The two tables below summarize the evaluation metrics of the models on the validation set for positive and negative sentiments, respectively. The first column reports the results of the pretrained model without further finetuning, and the second column presents the results of the model after unfreezing the classifier and the last three layers of the encoder.
| *Positive* | No-Finetuning | Finetuning |
| -------- | -------- | -------- |
| **MSE** | 0.16997 | 0.00580 |
| **MBMSE** | 0.13483 | 0.04867 |
| **LBMSE** | 0.11239 | 0.01168 |
| *Negative* | No-Finetuning | Finetuning |
| -------- | -------- | -------- |
| **MSE** | 0.17501 | 0.00958 |
| **MBMSE** | 0.12825 | 0.02859 |
| **LBMSE** | 0.11626 | 0.01978 |
First, we observe that the errors in predicting negative and positive sentiments are similar.
We observe that fine-tuning the last three layers of the encoder significantly improves the model's performance. The LBMSE is reduced by a factor of ~10 in both cases, demonstrating that fine-tuning allows the model to adjust its weights and learn more appropriate representations for our task.

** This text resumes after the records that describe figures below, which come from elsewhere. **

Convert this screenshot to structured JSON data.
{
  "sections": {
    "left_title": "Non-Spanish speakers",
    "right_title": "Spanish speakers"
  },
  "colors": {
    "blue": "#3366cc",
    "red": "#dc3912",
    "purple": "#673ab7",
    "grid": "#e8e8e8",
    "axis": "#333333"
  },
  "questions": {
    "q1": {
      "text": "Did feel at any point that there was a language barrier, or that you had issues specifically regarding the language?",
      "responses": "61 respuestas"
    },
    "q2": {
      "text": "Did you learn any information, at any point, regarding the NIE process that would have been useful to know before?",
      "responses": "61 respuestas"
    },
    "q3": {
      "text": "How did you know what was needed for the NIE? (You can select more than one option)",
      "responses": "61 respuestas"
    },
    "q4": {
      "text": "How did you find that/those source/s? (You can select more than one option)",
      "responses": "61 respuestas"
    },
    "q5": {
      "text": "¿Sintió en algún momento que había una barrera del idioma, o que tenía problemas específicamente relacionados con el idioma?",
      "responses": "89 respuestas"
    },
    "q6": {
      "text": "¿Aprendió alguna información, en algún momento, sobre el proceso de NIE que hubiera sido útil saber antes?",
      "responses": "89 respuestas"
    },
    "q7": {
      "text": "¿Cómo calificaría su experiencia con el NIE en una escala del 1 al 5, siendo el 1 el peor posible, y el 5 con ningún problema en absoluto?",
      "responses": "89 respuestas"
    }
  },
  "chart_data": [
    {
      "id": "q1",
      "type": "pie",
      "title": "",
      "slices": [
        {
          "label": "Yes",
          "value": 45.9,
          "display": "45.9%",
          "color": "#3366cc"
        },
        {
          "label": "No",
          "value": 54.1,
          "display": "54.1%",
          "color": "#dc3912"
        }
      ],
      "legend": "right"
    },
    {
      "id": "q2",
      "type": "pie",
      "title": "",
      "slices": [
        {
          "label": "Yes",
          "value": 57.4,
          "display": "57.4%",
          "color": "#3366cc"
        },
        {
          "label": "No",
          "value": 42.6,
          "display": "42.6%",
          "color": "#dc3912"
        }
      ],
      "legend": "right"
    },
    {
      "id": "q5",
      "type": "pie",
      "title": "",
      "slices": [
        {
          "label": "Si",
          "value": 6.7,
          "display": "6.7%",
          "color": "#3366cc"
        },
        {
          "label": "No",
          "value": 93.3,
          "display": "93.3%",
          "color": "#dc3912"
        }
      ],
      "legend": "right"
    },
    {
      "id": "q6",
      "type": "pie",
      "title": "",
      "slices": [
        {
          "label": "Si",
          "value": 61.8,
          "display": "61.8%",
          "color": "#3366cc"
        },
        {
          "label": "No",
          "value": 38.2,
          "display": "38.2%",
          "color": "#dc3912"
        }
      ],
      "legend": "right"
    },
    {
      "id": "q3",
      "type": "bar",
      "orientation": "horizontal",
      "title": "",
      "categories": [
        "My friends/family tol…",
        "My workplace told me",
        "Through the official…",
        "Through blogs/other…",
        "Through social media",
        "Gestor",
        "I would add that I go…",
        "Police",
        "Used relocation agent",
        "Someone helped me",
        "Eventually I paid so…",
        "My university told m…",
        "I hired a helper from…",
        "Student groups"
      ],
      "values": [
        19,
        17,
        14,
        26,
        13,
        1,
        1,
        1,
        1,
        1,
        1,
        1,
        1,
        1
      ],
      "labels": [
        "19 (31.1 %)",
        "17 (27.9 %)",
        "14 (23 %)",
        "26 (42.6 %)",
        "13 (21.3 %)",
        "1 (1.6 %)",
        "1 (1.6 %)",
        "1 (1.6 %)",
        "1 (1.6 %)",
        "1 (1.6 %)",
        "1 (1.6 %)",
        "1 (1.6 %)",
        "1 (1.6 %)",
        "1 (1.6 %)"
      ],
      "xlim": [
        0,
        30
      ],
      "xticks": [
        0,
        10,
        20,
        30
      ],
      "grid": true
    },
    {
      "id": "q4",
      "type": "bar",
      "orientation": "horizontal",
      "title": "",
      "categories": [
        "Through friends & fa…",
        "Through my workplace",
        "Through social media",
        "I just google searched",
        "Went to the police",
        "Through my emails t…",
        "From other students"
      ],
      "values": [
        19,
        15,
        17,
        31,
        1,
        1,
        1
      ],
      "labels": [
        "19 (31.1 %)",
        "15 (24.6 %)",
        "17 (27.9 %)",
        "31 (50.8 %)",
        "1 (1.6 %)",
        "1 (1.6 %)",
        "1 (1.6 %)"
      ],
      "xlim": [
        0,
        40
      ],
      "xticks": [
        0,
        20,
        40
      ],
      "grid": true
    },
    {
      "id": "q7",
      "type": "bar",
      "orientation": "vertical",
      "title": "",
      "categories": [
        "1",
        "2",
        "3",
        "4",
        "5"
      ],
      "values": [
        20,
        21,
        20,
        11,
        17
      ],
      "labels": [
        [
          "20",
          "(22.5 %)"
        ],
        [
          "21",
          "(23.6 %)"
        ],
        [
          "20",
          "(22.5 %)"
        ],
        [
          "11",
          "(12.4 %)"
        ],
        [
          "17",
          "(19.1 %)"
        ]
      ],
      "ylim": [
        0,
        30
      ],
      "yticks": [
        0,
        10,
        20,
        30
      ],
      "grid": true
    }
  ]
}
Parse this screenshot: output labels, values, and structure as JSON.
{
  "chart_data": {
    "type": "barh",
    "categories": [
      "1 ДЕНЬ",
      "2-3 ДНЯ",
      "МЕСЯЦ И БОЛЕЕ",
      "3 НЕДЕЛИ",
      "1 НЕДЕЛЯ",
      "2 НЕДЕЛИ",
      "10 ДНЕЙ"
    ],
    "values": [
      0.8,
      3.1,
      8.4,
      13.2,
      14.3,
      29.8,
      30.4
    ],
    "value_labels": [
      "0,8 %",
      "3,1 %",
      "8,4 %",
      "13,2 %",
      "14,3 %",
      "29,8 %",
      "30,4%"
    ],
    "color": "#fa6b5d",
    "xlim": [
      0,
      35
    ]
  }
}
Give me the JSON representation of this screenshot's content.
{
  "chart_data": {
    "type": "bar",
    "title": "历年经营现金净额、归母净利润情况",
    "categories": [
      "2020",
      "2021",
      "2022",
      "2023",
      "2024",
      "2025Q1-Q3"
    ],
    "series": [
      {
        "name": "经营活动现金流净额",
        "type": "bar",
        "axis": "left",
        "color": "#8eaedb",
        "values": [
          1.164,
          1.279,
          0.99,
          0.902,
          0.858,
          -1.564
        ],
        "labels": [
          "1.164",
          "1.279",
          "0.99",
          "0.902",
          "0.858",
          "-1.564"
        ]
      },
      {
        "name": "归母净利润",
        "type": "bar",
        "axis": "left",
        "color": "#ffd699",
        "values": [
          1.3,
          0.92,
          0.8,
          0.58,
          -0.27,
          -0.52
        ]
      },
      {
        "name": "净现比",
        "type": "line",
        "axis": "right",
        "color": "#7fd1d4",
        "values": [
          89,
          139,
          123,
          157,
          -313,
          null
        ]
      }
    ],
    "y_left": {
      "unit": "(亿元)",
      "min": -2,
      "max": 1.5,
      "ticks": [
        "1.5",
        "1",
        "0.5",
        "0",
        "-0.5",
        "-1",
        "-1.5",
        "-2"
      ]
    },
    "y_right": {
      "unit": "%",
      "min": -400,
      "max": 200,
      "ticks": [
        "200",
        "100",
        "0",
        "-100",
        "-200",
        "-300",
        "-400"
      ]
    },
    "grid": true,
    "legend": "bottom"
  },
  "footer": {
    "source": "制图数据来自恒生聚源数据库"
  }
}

In order to further improve the performance of our sentiment analysis model, several alternative approaches could be investigated if computational resources were not a bottleneck. For instance:
1. **Ensemble Learning**: This approach involves training multiple models, each of which makes its own prediction. The final prediction is then obtained by taking the average or majority vote of the individual predictions. This technique is known to reduce the generalization error and improve the robustness of the model. However, training multiple models can be computationally expensive and may require significant resources.
2. **Hyperparameter Search**: The performance of deep learning models heavily depends on the choice of hyperparameters such as the learning rate, batch size, number of epochs, etc. Therefore, it is crucial to find the best set of hyperparameters that optimize our model's performance. This can be achieved through an exhaustive search over the space of hyperparameters, although this can be time-consuming and requires a significant amount of computational resources.
3. **Stochastic Weight Averaging (SWA)**: This technique involves computing a running average of the weights of the model during training, which is then used as the final weights of the model instead of the last set of weights obtained after training. The intuition behind SWA is that it smooths out the trajectory of the weights during training, which can reduce overfitting and improve generalization performance. This technique has shown promising results in a variety of tasks, including image classification, language modeling, and object detection.
Q5: **[Transfer learning details]**
We further investigate the impact of fine-tuning on the performance of the pre-trained language model for our task. Specifically, we generate a set of models, each having a different number of frozen layers, and compare their performance on the evaluation set. The baseline model, which has all the layers frozen, serves as a reference point for comparison. In contrast, the other models have all the layers frozen except for the classifier head and the last k layers of the encoder.
The two figures below show the results when unfreezing 0, 1, 2 or 3 layers of the encoder.


Results indicate that increasing the number of unfrozen layers leads to a decrease in the LBMSE, suggesting that adapting more weights to the specific task improves performance. In other words, it suggests that a greater degree of task-specific adaptation can be achieved by unfreezing more layers of the pre-trained model.
Q6: **[Embeding analysis]**
We use the pretrained model without the classification head to obtain the tweet embeddings in a 768-dimension space. The representation of each tweet's content as an embedding can be obtained by examining the embedding of the [CLS] token, which encapsulates the information from the entire text sequence.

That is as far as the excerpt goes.